A small, scrawny face with stormy gray eyes stared up at Clara, the face of her youngest son. She laid a hand on his mop of coal-black hair, sighing softly at the experienced skepticism that clouded his eyes before it was gone, lost in a jumble of other conflicting emotions. The little boy tugged sharply on her ratty sleeve and glanced sideways at his four sleeping half-brothers on the other side of the room, one of many filthy hovels in a crowded alley, before speaking up in a soft, solemn voice. "Then we're both a-cursed by rivers, Ma. Y'sounded happy in the country place...." He trailed off, caught up in a vision of fresh air, green fields, and their very own house in the valley....
Clara drew her son close, unable to prevent silent tears from trickling down her face. "Korvayn...who can say what th'gods want fer us, only that we keep on tryin' with what they give...oh, don't say yer cursed, Korvayn, don't see it like that."
The little boy took silent, dry-eyed comfort in his mother's arms, but gazed sightlessly into the darkness of her damp dress. So Ma had a real river take her...I'm just waiting for my River, come to wash me away.... Korvayn could almost feel the baleful sigil birthmarks on his forehead, cool against his plastered bangs, and his shoulders sagged as he let his mother's arms keep him from the floor. The jeers and scowls from other children, the slammed doors on he alone when other beggars were spared a crumb, and all the righteous, accusing eyes flowed through his mind in a never-ending stream. When will my River come and show me the way? One river led to another, and his mother gave life to a child tainted by the gods' sign of watery Hell...but no, this was a test, she said. He wouldn't see it like that.

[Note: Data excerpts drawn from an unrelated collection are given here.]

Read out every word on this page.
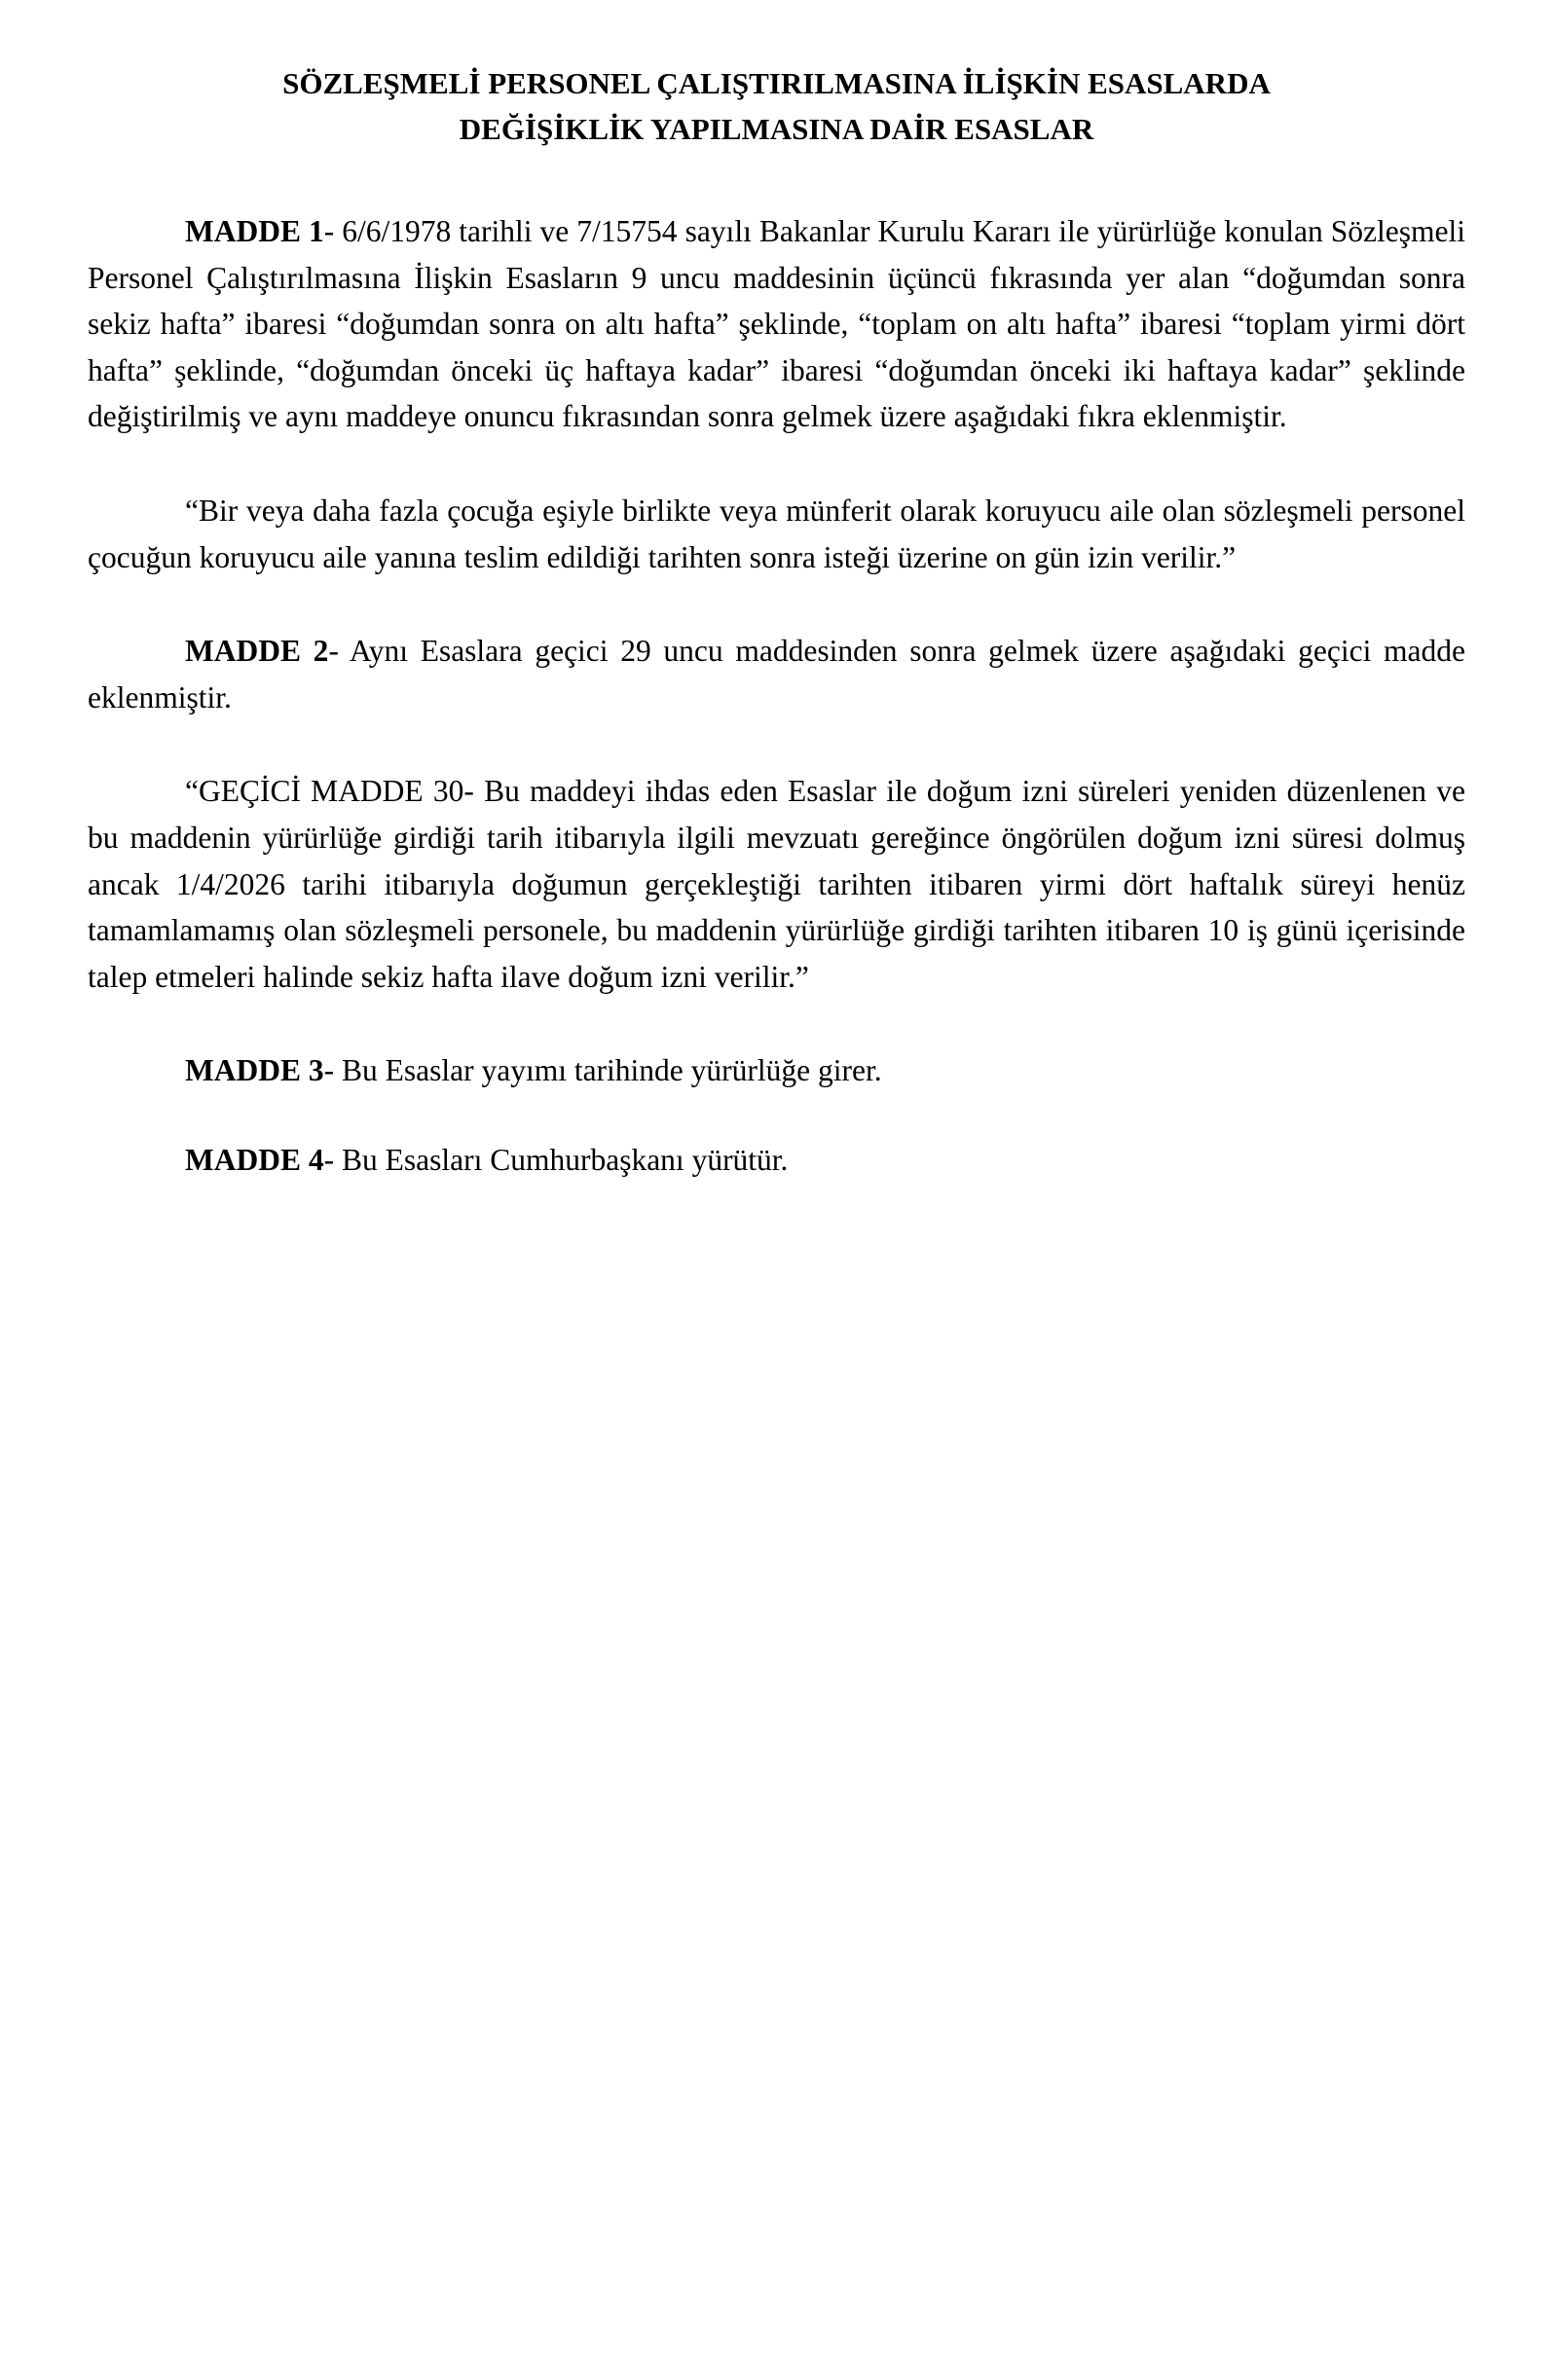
SÖZLEŞMELİ PERSONEL ÇALIŞTIRILMASINA İLİŞKİN ESASLARDA
DEĞİŞİKLİK YAPILMASINA DAİR ESASLAR

MADDE 1- 6/6/1978 tarihli ve 7/15754 sayılı Bakanlar Kurulu Kararı ile yürürlüğe konulan Sözleşmeli Personel Çalıştırılmasına İlişkin Esasların 9 uncu maddesinin üçüncü fıkrasında yer alan “doğumdan sonra sekiz hafta” ibaresi “doğumdan sonra on altı hafta” şeklinde, “toplam on altı hafta” ibaresi “toplam yirmi dört hafta” şeklinde, “doğumdan önceki üç haftaya kadar” ibaresi “doğumdan önceki iki haftaya kadar” şeklinde değiştirilmiş ve aynı maddeye onuncu fıkrasından sonra gelmek üzere aşağıdaki fıkra eklenmiştir.

“Bir veya daha fazla çocuğa eşiyle birlikte veya münferit olarak koruyucu aile olan sözleşmeli personel çocuğun koruyucu aile yanına teslim edildiği tarihten sonra isteği üzerine on gün izin verilir.”

MADDE 2- Aynı Esaslara geçici 29 uncu maddesinden sonra gelmek üzere aşağıdaki geçici madde eklenmiştir.

“GEÇİCİ MADDE 30- Bu maddeyi ihdas eden Esaslar ile doğum izni süreleri yeniden düzenlenen ve bu maddenin yürürlüğe girdiği tarih itibarıyla ilgili mevzuatı gereğince öngörülen doğum izni süresi dolmuş ancak 1/4/2026 tarihi itibarıyla doğumun gerçekleştiği tarihten itibaren yirmi dört haftalık süreyi henüz tamamlamamış olan sözleşmeli personele, bu maddenin yürürlüğe girdiği tarihten itibaren 10 iş günü içerisinde talep etmeleri halinde sekiz hafta ilave doğum izni verilir.”

MADDE 3- Bu Esaslar yayımı tarihinde yürürlüğe girer.

MADDE 4- Bu Esasları Cumhurbaşkanı yürütür.
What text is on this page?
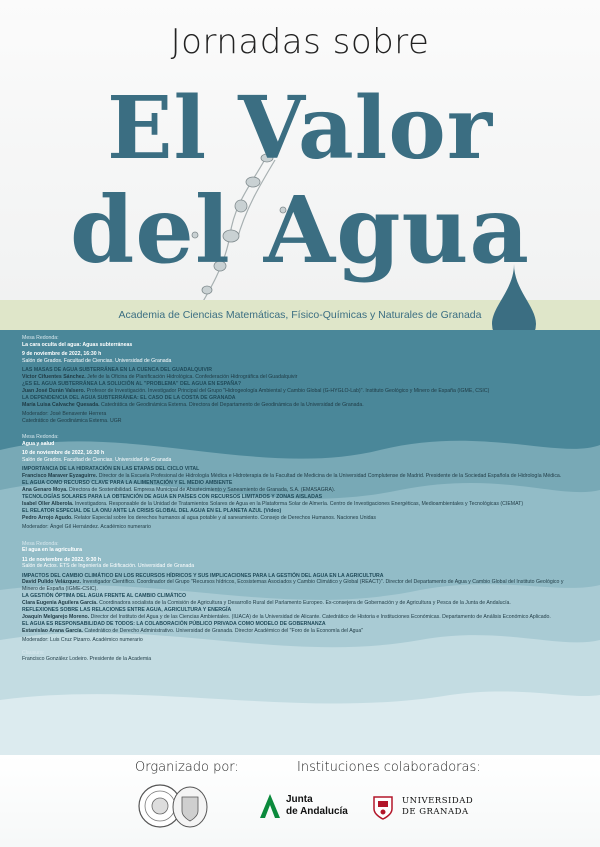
Jornadas sobre
El Valor
del Agua
Academia de Ciencias Matemáticas, Físico-Químicas y Naturales de Granada
Mesa Redonda:
La cara oculta del agua: Aguas subterráneas
9 de noviembre de 2022, 16:30 h
Salón de Grados. Facultad de Ciencias. Universidad de Granada
LAS MASAS DE AGUA SUBTERRÁNEA EN LA CUENCA DEL GUADALQUIVIR
Víctor Cifuentes Sánchez. Jefe de la Oficina de Planificación Hidrológica. Confederación Hidrográfica del Guadalquivir
¿ES EL AGUA SUBTERRÁNEA LA SOLUCIÓN AL "PROBLEMA" DEL AGUA EN ESPAÑA?
Juan José Durán Valsero. Profesor de Investigación. Investigador Principal del Grupo "Hidrogeología Ambiental y Cambio Global (G-HYGLO-Lab)". Instituto Geológico y Minero de España (IGME, CSIC)
LA DEPENDENCIA DEL AGUA SUBTERRÁNEA: EL CASO DE LA COSTA DE GRANADA
María Luisa Calvache Quesada. Catedrática de Geodinámica Externa. Directora del Departamento de Geodinámica de la Universidad de Granada.
Moderador: José Benavente Herrera
Catedrático de Geodinámica Externa. UGR
Mesa Redonda:
Agua y salud
10 de noviembre de 2022, 16:30 h
Salón de Grados. Facultad de Ciencias. Universidad de Granada
IMPORTANCIA DE LA HIDRATACIÓN EN LAS ETAPAS DEL CICLO VITAL
Francisco Maraver Eyzaguirre. Director de la Escuela Profesional de Hidrología Médica e Hidroterapia de la Facultad de Medicina de la Universidad Complutense de Madrid. Presidente de la Sociedad Española de Hidrología Médica.
EL AGUA COMO RECURSO CLAVE PARA LA ALIMENTACIÓN Y EL MEDIO AMBIENTE
Ana Genaro Moya. Directora de Sostenibilidad. Empresa Municipal de Abastecimiento y Saneamiento de Granada, S.A. (EMASAGRA).
TECNOLOGÍAS SOLARES PARA LA OBTENCIÓN DE AGUA EN PAÍSES CON RECURSOS LIMITADOS Y ZONAS AISLADAS
Isabel Oller Alberola. Investigadora. Responsable de la Unidad de Tratamientos Solares de Agua en la Plataforma Solar de Almería. Centro de Investigaciones Energéticas, Medioambientales y Tecnológicas (CIEMAT)
EL RELATOR ESPECIAL DE LA ONU ANTE LA CRISIS GLOBAL DEL AGUA EN EL PLANETA AZUL (Vídeo)
Pedro Arrojo Agudo. Relator Especial sobre los derechos humanos al agua potable y al saneamiento. Consejo de Derechos Humanos. Naciones Unidas
Moderador: Ángel Gil Hernández. Académico numerario
Mesa Redonda:
El agua en la agricultura
11 de noviembre de 2022, 9:30 h
Salón de Actos. ETS de Ingeniería de Edificación. Universidad de Granada
IMPACTOS DEL CAMBIO CLIMÁTICO EN LOS RECURSOS HÍDRICOS Y SUS IMPLICACIONES PARA LA GESTIÓN DEL AGUA EN LA AGRICULTURA
David Pulido Velázquez. Investigador Científico. Coordinador del Grupo "Recursos hídricos, Ecosistemas Asociados y Cambio Climático y Global (REACT)". Director del Departamento de Agua y Cambio Global del Instituto Geológico y Minero de España (IGME-CSIC).
LA GESTIÓN ÓPTIMA DEL AGUA FRENTE AL CAMBIO CLIMÁTICO
Clara Eugenia Aguilera García. Coordinadora socialista de la Comisión de Agricultura y Desarrollo Rural del Parlamento Europeo. Ex-consejera de Gobernación y de Agricultura y Pesca de la Junta de Andalucía.
REFLEXIONES SOBRE LAS RELACIONES ENTRE AGUA, AGRICULTURA Y ENERGÍA
Joaquín Melgarejo Moreno. Director del Instituto del Agua y de las Ciencias Ambientales. (IUACA) de la Universidad de Alicante. Catedrático de Historia e Instituciones Económicas. Departamento de Análisis Económico Aplicado.
EL AGUA ES RESPONSABILIDAD DE TODOS: LA COLABORACIÓN PÚBLICO PRIVADA COMO MODELO DE GOBERNANZA
Estanislao Arana García. Catedrático de Derecho Administrativo. Universidad de Granada. Director Académico del "Foro de la Economía del Agua"
Moderador: Luis Cruz Pizarro. Académico numerario
Clausura:
Francisco González Lodeiro. Presidente de la Academia
Organizado por:	Instituciones colaboradoras:
Junta
de Andalucía
UNIVERSIDAD
DE GRANADA
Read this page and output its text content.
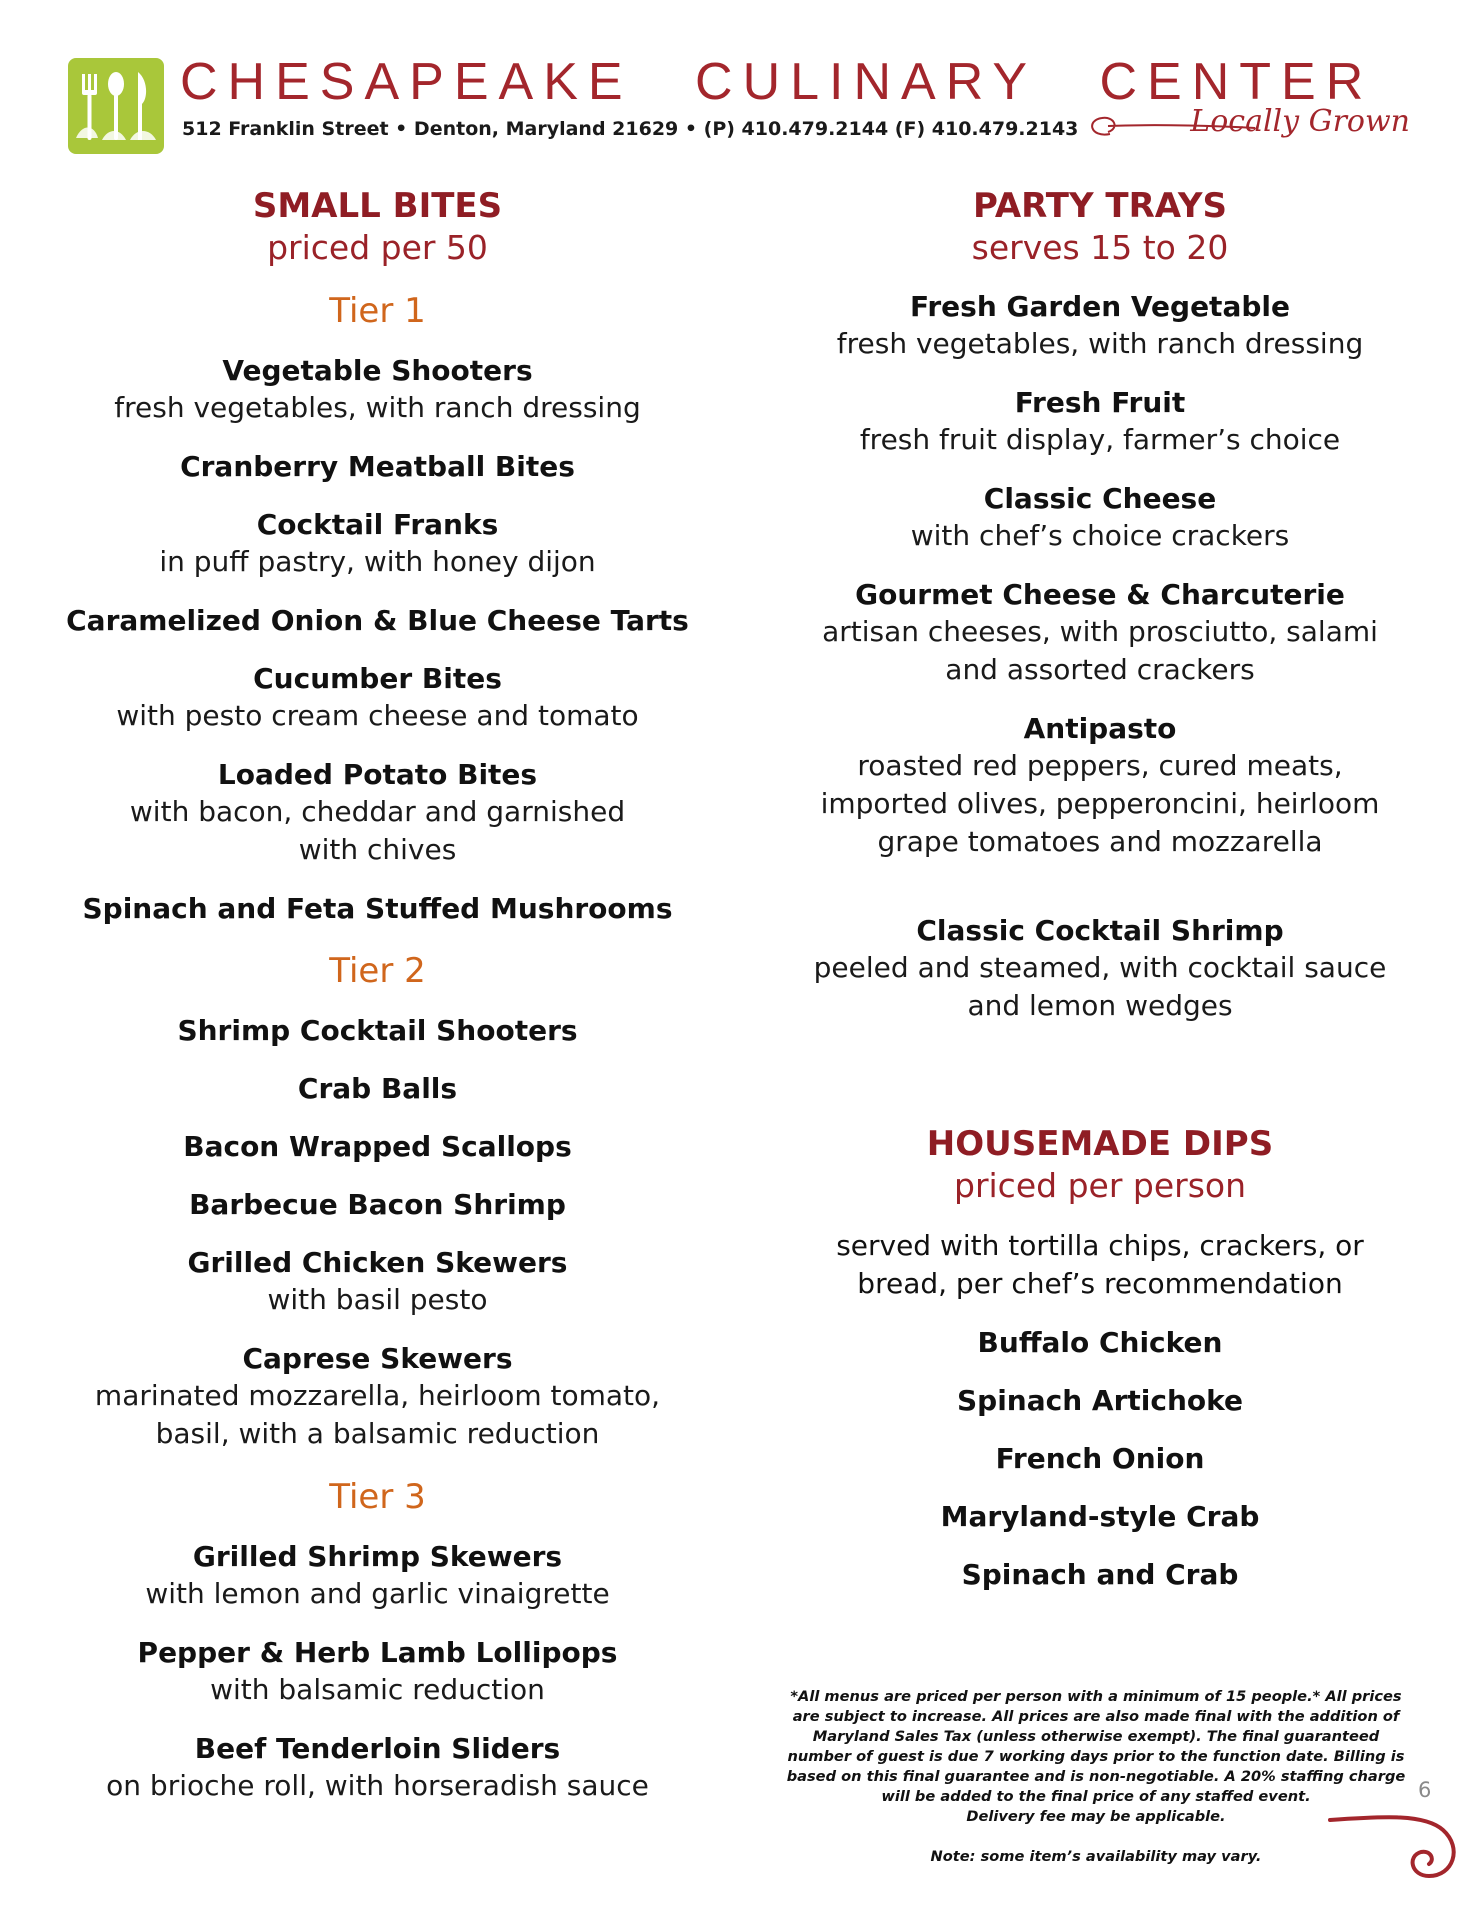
CHESAPEAKE CULINARY CENTER
512 Franklin Street • Denton, Maryland 21629 • (P) 410.479.2144 (F) 410.479.2143	Locally Grown
SMALL BITES
priced per 50
Tier 1
Vegetable Shooters
fresh vegetables, with ranch dressing
Cranberry Meatball Bites
Cocktail Franks
in puff pastry, with honey dijon
Caramelized Onion & Blue Cheese Tarts
Cucumber Bites
with pesto cream cheese and tomato
Loaded Potato Bites
with bacon, cheddar and garnished with chives
Spinach and Feta Stuffed Mushrooms
Tier 2
Shrimp Cocktail Shooters
Crab Balls
Bacon Wrapped Scallops
Barbecue Bacon Shrimp
Grilled Chicken Skewers
with basil pesto
Caprese Skewers
marinated mozzarella, heirloom tomato, basil, with a balsamic reduction
Tier 3
Grilled Shrimp Skewers
with lemon and garlic vinaigrette
Pepper & Herb Lamb Lollipops
with balsamic reduction
Beef Tenderloin Sliders
on brioche roll, with horseradish sauce
PARTY TRAYS
serves 15 to 20
Fresh Garden Vegetable
fresh vegetables, with ranch dressing
Fresh Fruit
fresh fruit display, farmer’s choice
Classic Cheese
with chef’s choice crackers
Gourmet Cheese & Charcuterie
artisan cheeses, with prosciutto, salami and assorted crackers
Antipasto
roasted red peppers, cured meats, imported olives, pepperoncini, heirloom grape tomatoes and mozzarella
Classic Cocktail Shrimp
peeled and steamed, with cocktail sauce and lemon wedges
HOUSEMADE DIPS
priced per person
served with tortilla chips, crackers, or bread, per chef’s recommendation
Buffalo Chicken
Spinach Artichoke
French Onion
Maryland-style Crab
Spinach and Crab
*All menus are priced per person with a minimum of 15 people.* All prices are subject to increase. All prices are also made final with the addition of Maryland Sales Tax (unless otherwise exempt). The final guaranteed number of guest is due 7 working days prior to the function date. Billing is based on this final guarantee and is non-negotiable. A 20% staffing charge will be added to the final price of any staffed event.
Delivery fee may be applicable.
Note: some item’s availability may vary.
6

Mother and son huddled in the shadowed corner, lost in their own thoughts so much the same, as a cloudburst sent heavy drops pattering down around the slums of Keliah. The southern city Keliah, the shining capital of the Benefactor, who set the River running free to give humanity a second chance so long ago. Mother and son remembered the rain that had already been, and had yet to be.